In 1971, six Palestinian gunmen belonging to Fatah (back then known as the "Palestinian National Liberation"), infiltrated Israel by sea from Lebanon with the intention of kidnapping Avivi, landing on the beach of Achziv. One of the gunmen entered the house but was stopped at gunpoint by Avivi's wife, Rina, dropping his weapon and a bag of grenades. Two more gunmen were caught by the Israel Defense Forces (IDF) at the boat, while the other three were captured inland.

Akhzivland now contains a guest house, beachfront campground, and a museum of local findings from the sea and seashore.
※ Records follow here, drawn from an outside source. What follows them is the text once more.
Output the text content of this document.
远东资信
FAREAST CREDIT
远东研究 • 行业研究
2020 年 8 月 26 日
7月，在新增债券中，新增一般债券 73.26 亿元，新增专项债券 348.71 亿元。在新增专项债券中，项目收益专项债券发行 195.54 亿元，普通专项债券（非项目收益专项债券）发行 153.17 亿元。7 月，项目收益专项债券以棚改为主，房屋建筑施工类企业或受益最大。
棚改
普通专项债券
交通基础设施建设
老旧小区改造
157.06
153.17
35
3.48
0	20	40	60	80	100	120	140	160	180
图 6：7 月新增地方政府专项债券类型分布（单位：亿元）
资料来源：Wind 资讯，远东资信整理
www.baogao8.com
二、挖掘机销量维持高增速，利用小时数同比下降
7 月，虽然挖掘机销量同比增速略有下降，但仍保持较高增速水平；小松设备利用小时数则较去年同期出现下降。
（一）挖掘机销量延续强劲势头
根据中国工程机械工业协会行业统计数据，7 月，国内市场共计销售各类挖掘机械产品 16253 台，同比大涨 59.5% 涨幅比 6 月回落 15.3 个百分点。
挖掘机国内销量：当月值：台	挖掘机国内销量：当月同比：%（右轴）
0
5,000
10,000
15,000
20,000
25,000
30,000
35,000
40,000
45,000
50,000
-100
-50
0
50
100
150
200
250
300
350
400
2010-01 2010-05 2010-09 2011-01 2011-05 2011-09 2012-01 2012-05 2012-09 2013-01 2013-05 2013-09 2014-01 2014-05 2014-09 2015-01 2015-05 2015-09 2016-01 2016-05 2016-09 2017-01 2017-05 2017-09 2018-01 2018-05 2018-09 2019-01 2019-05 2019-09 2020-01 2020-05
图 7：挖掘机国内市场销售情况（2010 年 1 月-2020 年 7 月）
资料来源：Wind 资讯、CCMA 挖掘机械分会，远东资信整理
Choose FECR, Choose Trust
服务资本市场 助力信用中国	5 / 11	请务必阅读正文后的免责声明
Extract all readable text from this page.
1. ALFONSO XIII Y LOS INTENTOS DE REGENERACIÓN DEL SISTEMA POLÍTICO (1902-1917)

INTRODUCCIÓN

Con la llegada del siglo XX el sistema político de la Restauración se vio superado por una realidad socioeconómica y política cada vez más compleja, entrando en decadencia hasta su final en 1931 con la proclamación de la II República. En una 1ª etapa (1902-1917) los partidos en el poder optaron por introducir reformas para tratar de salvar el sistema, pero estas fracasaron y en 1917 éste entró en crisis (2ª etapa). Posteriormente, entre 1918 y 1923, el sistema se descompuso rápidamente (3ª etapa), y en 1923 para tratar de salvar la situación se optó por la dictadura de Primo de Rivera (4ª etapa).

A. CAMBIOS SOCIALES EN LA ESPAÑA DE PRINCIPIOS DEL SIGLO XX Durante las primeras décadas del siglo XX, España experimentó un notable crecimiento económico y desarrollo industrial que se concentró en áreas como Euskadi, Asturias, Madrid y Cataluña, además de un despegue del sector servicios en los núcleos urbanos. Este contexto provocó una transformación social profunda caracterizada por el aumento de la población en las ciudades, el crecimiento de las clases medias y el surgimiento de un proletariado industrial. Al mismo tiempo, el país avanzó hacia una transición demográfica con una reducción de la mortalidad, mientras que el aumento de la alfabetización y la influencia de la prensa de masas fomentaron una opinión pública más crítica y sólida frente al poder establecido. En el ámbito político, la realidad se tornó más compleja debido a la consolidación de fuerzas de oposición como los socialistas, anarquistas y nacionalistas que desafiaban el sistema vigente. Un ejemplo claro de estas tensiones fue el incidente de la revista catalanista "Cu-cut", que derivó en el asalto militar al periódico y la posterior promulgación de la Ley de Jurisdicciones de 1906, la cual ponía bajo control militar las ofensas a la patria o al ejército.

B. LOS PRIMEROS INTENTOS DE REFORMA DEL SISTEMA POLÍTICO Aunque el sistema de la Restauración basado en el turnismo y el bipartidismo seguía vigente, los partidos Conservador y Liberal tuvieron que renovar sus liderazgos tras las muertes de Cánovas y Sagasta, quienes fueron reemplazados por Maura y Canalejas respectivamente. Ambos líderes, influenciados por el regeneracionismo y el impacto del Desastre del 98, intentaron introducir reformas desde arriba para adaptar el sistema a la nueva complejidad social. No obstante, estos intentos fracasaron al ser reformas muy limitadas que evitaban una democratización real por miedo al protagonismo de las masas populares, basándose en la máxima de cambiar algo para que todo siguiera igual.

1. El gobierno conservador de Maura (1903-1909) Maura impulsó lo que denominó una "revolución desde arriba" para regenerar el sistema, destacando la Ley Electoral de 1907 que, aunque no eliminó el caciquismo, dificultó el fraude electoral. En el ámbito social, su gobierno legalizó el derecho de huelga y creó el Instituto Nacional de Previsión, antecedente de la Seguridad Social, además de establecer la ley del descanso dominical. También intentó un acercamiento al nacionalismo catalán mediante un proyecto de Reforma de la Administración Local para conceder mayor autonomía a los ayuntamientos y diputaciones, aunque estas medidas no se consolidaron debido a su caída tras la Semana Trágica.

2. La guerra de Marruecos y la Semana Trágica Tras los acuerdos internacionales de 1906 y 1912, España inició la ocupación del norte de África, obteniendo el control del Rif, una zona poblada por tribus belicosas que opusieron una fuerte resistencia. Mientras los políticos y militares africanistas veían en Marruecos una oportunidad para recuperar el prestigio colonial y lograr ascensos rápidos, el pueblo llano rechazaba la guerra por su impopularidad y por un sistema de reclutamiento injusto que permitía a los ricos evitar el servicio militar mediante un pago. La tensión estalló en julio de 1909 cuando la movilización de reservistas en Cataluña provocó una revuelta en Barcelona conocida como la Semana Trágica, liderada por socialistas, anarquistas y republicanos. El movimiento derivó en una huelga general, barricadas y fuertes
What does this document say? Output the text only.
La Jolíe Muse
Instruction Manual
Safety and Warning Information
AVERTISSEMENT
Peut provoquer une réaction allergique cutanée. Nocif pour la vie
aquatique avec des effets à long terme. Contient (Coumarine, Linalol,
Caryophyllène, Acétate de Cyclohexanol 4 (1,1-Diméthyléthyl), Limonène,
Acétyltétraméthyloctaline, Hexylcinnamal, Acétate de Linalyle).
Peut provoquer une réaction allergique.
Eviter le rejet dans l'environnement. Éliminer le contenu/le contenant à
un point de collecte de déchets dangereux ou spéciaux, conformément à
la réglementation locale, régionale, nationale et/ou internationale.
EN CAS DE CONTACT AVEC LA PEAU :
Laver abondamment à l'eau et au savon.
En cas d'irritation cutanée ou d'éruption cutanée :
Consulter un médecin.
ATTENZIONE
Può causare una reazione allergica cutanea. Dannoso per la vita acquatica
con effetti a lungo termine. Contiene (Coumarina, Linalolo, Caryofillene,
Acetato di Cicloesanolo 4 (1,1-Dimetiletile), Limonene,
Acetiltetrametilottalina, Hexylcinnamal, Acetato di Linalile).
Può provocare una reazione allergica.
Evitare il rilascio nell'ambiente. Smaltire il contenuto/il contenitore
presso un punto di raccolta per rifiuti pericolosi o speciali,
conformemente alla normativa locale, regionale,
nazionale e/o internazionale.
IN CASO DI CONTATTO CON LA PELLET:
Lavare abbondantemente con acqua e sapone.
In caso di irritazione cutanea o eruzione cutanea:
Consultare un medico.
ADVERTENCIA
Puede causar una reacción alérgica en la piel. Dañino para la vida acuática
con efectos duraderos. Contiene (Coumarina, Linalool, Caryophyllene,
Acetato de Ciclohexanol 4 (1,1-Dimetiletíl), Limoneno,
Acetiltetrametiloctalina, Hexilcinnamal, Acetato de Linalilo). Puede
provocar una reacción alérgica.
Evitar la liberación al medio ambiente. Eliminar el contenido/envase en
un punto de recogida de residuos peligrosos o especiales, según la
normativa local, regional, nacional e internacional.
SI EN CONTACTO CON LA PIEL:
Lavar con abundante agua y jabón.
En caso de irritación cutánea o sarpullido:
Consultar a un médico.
Eli Avivi died of pneumonia on 16 May 2018, at the age of 88.

==Flag==

The Flag of Akhzivland

The flag of Akhzivland is a Spanish fess with one yellow stripe in between two blue stripes, the top stripe a lighter shade of blue than the lower. It has two images in white depicted on it. The rightmost image is a building representing the Akhzivland Museum, which is the main building in Akhzivland. The leftmost image depicts a mermaid resembling the one in the flag of Eemsmond, a Dutch municipality.